I think perfection is also the enemy of the good here, and we need to sort of be building stacks and new approaches, and allowing folks to become data donors who often are unrepresented, so we can have less biased starting points.
Final thoughts about data bias
When we’re trying to abide by privacy and varying regulatory standards, a lot of times we’re forced (for a good reason) to extract extensive degrees of context from the data, and so the algorithms come from data that has removed context. Ideally, we’d like to maintain that context in those data sources.
We need to ensure secure, privacy-preserving, yet scalable approaches so we can collaborate on data broadly, to ultimately mitigate bias that emanates from limited data diversity.
While some elements of data diversity are measurable — like what proportion of your population is African American versus Hispanic American versus Indian or other populations — there are some immeasurable aspects that you might need larger datasets in order to ultimately account for, because. In other words, we don’t know what we don’t know.

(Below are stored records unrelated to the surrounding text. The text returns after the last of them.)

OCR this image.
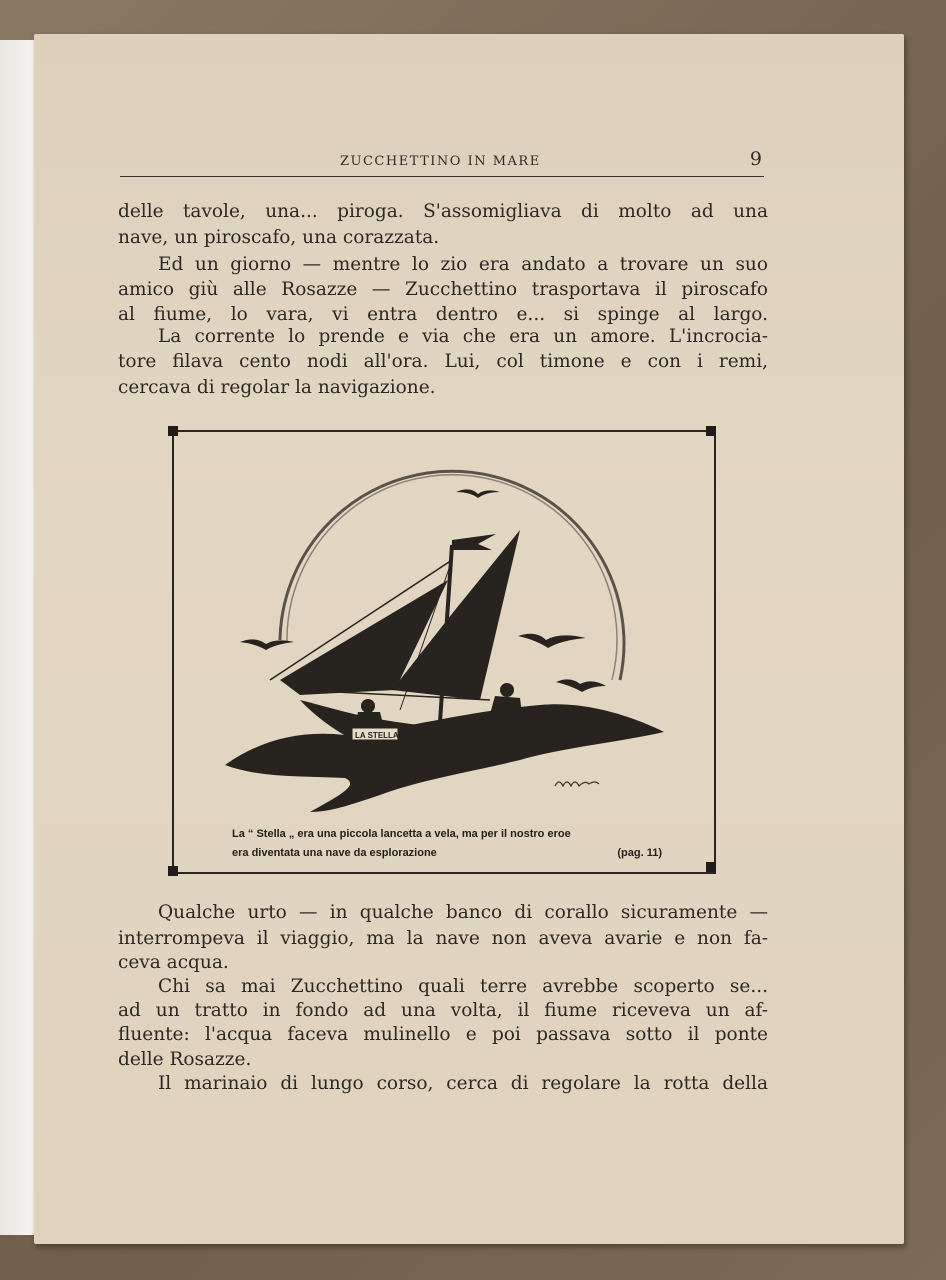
ZUCCHETTINO IN MARE	9
delle tavole, una... piroga. S'assomigliava di molto ad una
nave, un piroscafo, una corazzata.
Ed un giorno — mentre lo zio era andato a trovare un suo
amico giù alle Rosazze — Zucchettino trasportava il piroscafo
al fiume, lo vara, vi entra dentro e... si spinge al largo.
La corrente lo prende e via che era un amore. L'incrocia-
tore filava cento nodi all'ora. Lui, col timone e con i remi,
cercava di regolar la navigazione.
LA STELLA
La “ Stella „ era una piccola lancetta a vela, ma per il nostro eroe
era diventata una nave da esplorazione	(pag. 11)
Qualche urto — in qualche banco di corallo sicuramente —
interrompeva il viaggio, ma la nave non aveva avarie e non fa-
ceva acqua.
Chi sa mai Zucchettino quali terre avrebbe scoperto se...
ad un tratto in fondo ad una volta, il fiume riceveva un af-
fluente: l'acqua faceva mulinello e poi passava sotto il ponte
delle Rosazze.
Il marinaio di lungo corso, cerca di regolare la rotta della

We need to have a means to verify the level of reliability. This means improving methods to understand how well an individual is truly represented within a dataset. How do we create systems to understand the representation of a given new individual coming in, and to whom this algorithm is now being applied?
We can’t sit here and think that industry by itself, academia by itself, or government by itself are going to be able to — as a silo — figure out how to solve all of this. The creation of appropriate guardrails will likely require cross-sector consortiums.